NAbg. Mag. Haider: Tourismus braucht Sanktionen gegen Russland nicht

Diplomatie wäre angehalten, im Sinne der österreichischen Wirtschaft zu vermitteln

„Die derzeitige außenpolitische Entwicklung gegen Russland ist für den Österreichischen Tourismus absolut nicht förderlich“, zeigt sich der freiheitliche Tourismussprecher und Vorsitzende des parlamentarischen Tourismusausschusses, NAbg. Mag. Roman Haider besorgt.  Die Anstrengungen und Investitionen zum Aufbau des russischen Marktes dürfen nicht umsonst gewesen sein. „In den letzten Jahren wurde massiv auf dem russischen Markt die Werbetrommel gerührt. Viele Unternehmen haben sich auf dieses Gästesegment spezialisiert“, zeigt Haider auf, dass diese Betriebe nun derzeit verunsichert seien. „Aber auch die Gäste aus Russland reagieren bereits und die Nachfrage nach Urlaub in Österreich sinkt.“

Es sei notwendig, so der FP-Tourismussprecher, „gerade jetzt potentielle russische Gäste zu beruhigen. Ihnen muss die Gewissheit gegeben werden, dass sie uns sehr willkommen sind.“ Klar abgelehnt wird von Nationalrat Haider, dass es eventuell schwieriger wird, dass Touristen aus Russland Visa erhalten. „Sonst läuft der heimische Tourismus Gefahr, dass die russischen Gäste gleich ausbleiben. Politik und Diplomatie sind gefordert“, verweist Haider darauf, dass Österreich als neutrales Land vermittelnd eingreifen könnte.
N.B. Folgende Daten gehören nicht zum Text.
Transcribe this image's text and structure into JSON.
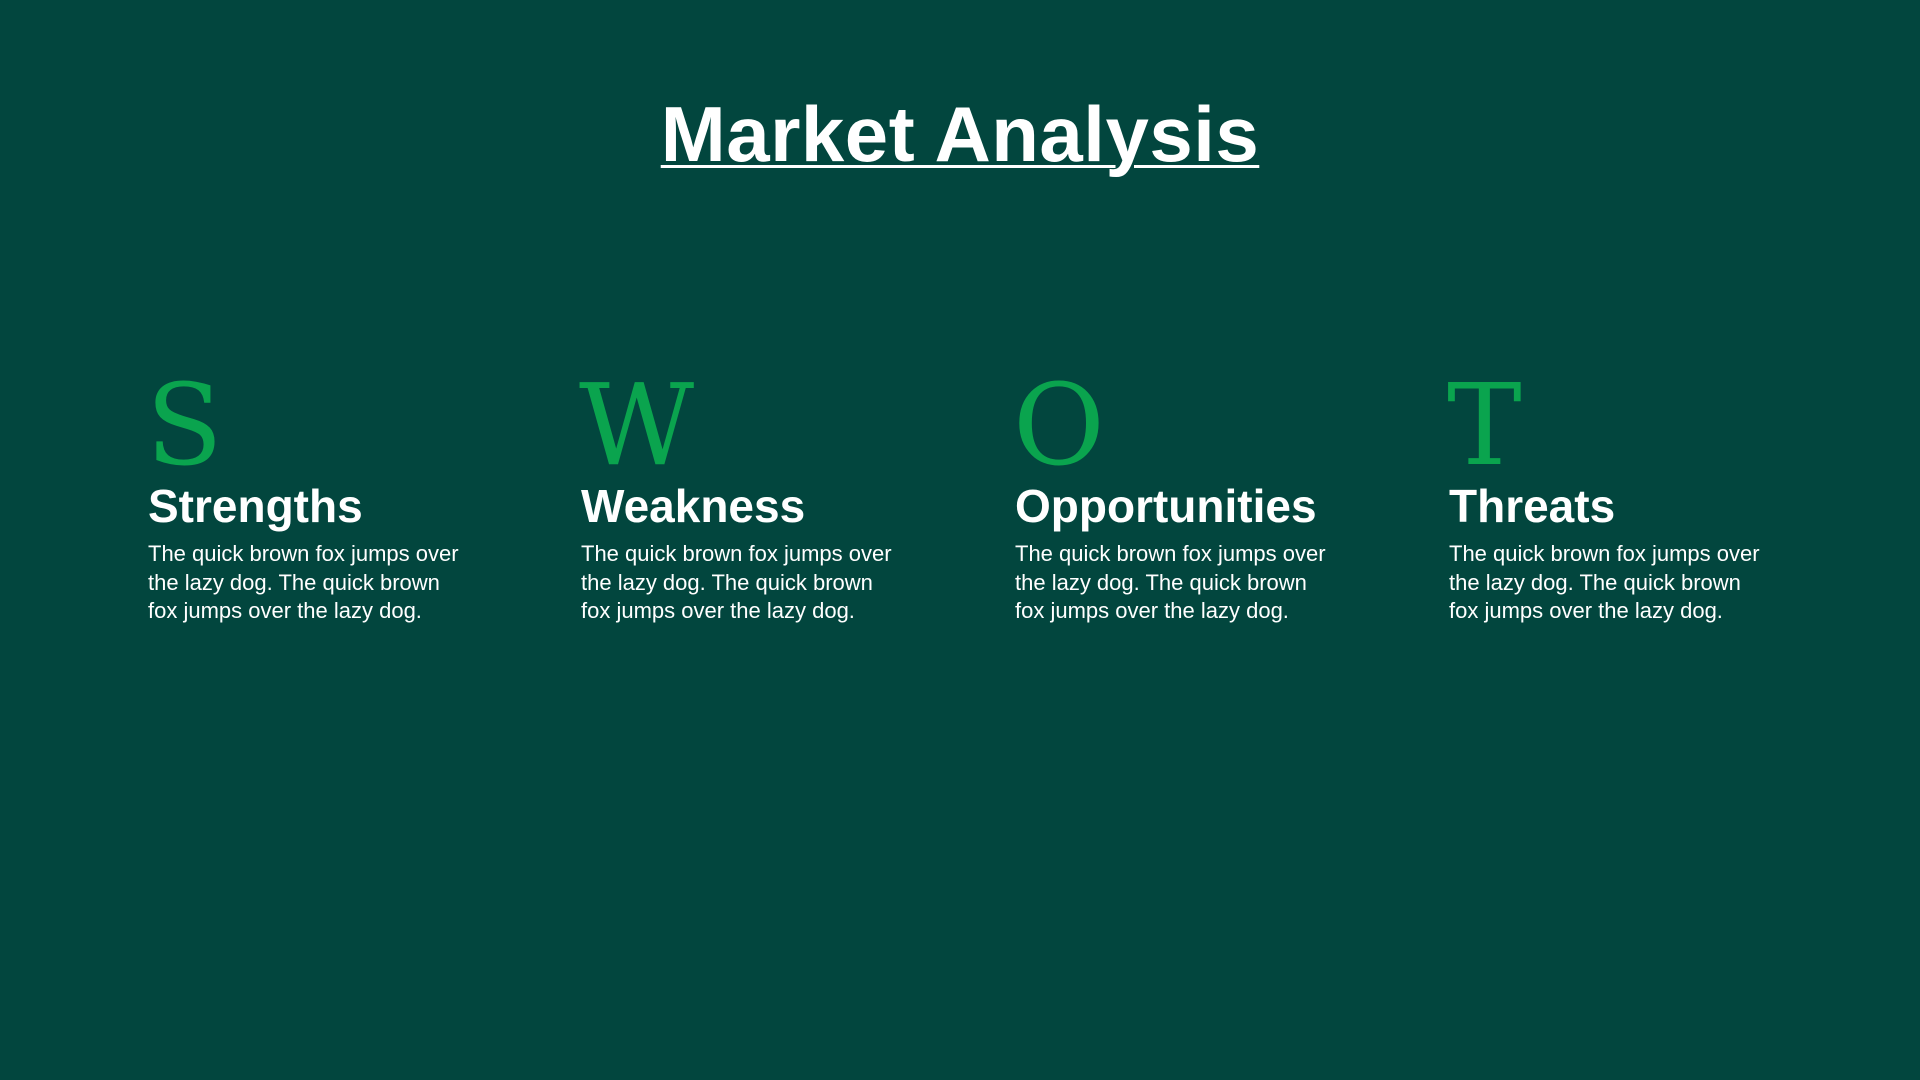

„Österreichs Tourismusbranche ist ein wesentlicher Wirtschaftsfaktor. Im letzten Jahr kamen mehr als eine halbe Million Gäste aus Russland in unser Land, mit steigender Tendenz. Dieses Gästesegment trägt wesentlich zum wirtschaftlichen Erfolg des Tourismus bei“, zeigte Haider abschließend auf.